Upiory antysemityzmu są jednak stale obecne i zapewne długo jeszcze, mimo obustronnie czynionych wysiłków wygaszenia, będą ciągnąć się w ogonie historii obu narodów. Jeszcze nie całkiem wymarły stereotypy Żyda-lichwiarza, wykorzystującego biedotę w mieście oraz Żyda-karczmarza rozpijającego polskiego chłopa na wsi. Żywy jest także pochodzący już z czasów drugiej wojny światowej stereotyp Żyda-komunisty, witającego z otwartymi ramionami wojska sowieckie wkraczające w 1939 r. na wschodnie tereny Rzeczypospolitej, przemieniającego się natychmiast w gorliwego NKWD-zistę na służbie bolszewików. Pokutuje również jeszcze w niejednym polskim umyśle stereotyp anonimowego Żyda-międzynarodowego aferzysty, intryganta knującego na zgubę Polski – wielce wygodnego chłopca do bicia, którego można bezkarnie obarczyć odpowiedzialnością za wszelkie narodowe nieszczęścia. Kolejny stereotyp Żyda-członka narodu który zabił Jezusa Chrystusa jest już tak wyjątkowo prymitywny, że wymieniam go z wielkim wahaniem. Inne absurdalne stereotypy nie warte są nawet wzmianki.

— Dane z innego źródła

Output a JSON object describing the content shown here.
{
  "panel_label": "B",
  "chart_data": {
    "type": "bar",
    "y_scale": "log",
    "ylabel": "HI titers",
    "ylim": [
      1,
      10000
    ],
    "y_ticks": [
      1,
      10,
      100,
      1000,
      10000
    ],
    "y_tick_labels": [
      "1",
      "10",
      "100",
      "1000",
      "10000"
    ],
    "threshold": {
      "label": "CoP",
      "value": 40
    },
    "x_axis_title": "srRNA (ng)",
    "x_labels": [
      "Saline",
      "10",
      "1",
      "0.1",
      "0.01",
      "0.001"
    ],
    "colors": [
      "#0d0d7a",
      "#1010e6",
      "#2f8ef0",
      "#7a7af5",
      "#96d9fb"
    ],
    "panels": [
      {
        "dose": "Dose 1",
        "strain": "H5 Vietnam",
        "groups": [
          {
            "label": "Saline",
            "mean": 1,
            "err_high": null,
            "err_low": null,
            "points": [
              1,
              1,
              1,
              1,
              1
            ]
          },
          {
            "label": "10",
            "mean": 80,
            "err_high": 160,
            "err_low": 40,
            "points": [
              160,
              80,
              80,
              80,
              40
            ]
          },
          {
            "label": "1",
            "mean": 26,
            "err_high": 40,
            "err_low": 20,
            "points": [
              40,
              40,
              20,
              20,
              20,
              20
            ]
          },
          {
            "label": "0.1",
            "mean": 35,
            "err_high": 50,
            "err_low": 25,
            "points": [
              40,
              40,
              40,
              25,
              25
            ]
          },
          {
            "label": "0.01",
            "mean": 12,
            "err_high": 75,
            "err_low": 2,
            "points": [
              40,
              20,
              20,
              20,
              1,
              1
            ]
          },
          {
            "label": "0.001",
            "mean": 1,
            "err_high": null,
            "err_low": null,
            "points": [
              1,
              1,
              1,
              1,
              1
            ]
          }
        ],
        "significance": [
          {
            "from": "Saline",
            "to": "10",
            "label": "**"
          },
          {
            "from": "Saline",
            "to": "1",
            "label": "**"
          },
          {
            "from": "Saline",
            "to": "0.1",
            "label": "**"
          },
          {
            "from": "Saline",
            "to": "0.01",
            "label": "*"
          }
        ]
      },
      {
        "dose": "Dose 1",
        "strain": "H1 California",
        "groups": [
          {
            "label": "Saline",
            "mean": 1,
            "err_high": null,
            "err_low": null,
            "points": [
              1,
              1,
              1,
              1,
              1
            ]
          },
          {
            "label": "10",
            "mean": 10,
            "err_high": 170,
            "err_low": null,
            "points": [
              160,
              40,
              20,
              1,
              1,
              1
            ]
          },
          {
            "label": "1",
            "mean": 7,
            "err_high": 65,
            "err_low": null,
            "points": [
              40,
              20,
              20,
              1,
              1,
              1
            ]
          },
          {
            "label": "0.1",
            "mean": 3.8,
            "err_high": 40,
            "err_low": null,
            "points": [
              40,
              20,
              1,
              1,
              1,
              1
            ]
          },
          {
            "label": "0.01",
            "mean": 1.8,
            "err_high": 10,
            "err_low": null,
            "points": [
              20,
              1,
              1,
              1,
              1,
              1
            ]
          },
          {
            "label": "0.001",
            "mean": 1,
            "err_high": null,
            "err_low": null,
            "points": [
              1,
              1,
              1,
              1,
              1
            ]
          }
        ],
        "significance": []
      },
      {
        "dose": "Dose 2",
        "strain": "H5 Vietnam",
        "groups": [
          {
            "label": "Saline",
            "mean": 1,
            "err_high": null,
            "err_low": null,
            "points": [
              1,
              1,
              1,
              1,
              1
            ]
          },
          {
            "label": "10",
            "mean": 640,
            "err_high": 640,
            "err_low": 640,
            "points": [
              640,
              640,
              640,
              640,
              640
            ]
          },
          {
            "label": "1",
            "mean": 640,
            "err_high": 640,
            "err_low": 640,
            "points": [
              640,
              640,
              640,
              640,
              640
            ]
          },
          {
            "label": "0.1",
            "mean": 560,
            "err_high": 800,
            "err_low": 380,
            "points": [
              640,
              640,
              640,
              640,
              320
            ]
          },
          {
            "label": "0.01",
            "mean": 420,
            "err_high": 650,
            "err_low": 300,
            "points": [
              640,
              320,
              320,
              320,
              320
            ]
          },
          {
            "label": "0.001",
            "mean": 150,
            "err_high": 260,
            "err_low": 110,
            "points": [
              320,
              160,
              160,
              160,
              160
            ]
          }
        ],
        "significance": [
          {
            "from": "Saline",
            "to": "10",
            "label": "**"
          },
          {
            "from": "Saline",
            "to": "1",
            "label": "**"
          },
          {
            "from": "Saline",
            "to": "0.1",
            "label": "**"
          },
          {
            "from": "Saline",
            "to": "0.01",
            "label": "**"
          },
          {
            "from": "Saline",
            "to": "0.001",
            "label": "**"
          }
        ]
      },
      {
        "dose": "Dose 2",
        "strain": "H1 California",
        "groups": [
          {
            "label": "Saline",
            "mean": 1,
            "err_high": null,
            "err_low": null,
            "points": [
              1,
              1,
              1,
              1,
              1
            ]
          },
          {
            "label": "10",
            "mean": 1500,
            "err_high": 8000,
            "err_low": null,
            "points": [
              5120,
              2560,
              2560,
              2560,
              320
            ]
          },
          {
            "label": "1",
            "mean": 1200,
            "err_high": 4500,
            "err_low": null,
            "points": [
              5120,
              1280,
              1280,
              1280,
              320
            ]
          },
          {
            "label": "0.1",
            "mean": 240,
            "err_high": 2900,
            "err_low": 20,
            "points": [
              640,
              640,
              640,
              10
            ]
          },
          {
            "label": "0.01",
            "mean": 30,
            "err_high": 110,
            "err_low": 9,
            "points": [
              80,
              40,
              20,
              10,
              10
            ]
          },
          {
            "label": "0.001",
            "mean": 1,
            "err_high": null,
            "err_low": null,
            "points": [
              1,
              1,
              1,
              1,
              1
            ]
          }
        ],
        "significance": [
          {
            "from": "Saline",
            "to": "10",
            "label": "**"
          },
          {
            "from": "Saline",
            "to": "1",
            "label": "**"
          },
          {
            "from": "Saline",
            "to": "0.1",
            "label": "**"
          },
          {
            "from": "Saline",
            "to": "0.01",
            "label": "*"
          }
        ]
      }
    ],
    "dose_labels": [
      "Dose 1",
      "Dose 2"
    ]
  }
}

Narosłych przez wieki stereotypów, i to nie tylko rodzimej proweniencji, nie da się jednakże wykorzenić w ciągu jednego czy dwóch pokoleń. Jest to również bardzo długotrwały proces historyczny.

W żadnym przypadku nie oznacza to jednak, aby w cywilizowanym społeczeństwie działaniami ludzkimi mogły kierować resentymenty, a problemy narodowościowe miały być rozwiązywane przy pomocy amoku pogromów dokonywanych na nic temu nie winnych członkach mniejszości narodowej. Żadne inne przejawy fizycznej przemocy też nie mogą być tolerowane. Kryminalne i zbrodnicze odruchy sfanatyzowanego, bezmyślnego tłumu zawsze są godne słów najwyższego potępienia i zdecydowanego odporu.

Natomiast z punktu widzenia dobra Polski, przyjęcie z otwartymi ramionami patriotów polskich żydowskiego pochodzenia dążących do pełnej asymilacji ze społeczeństwem polskim, jest jak najbardziej celowe i pożądane. Mogą oni bowiem wnieść do narodowego genotypu szereg dotąd słabo tam reprezentowanych korzystnych cech.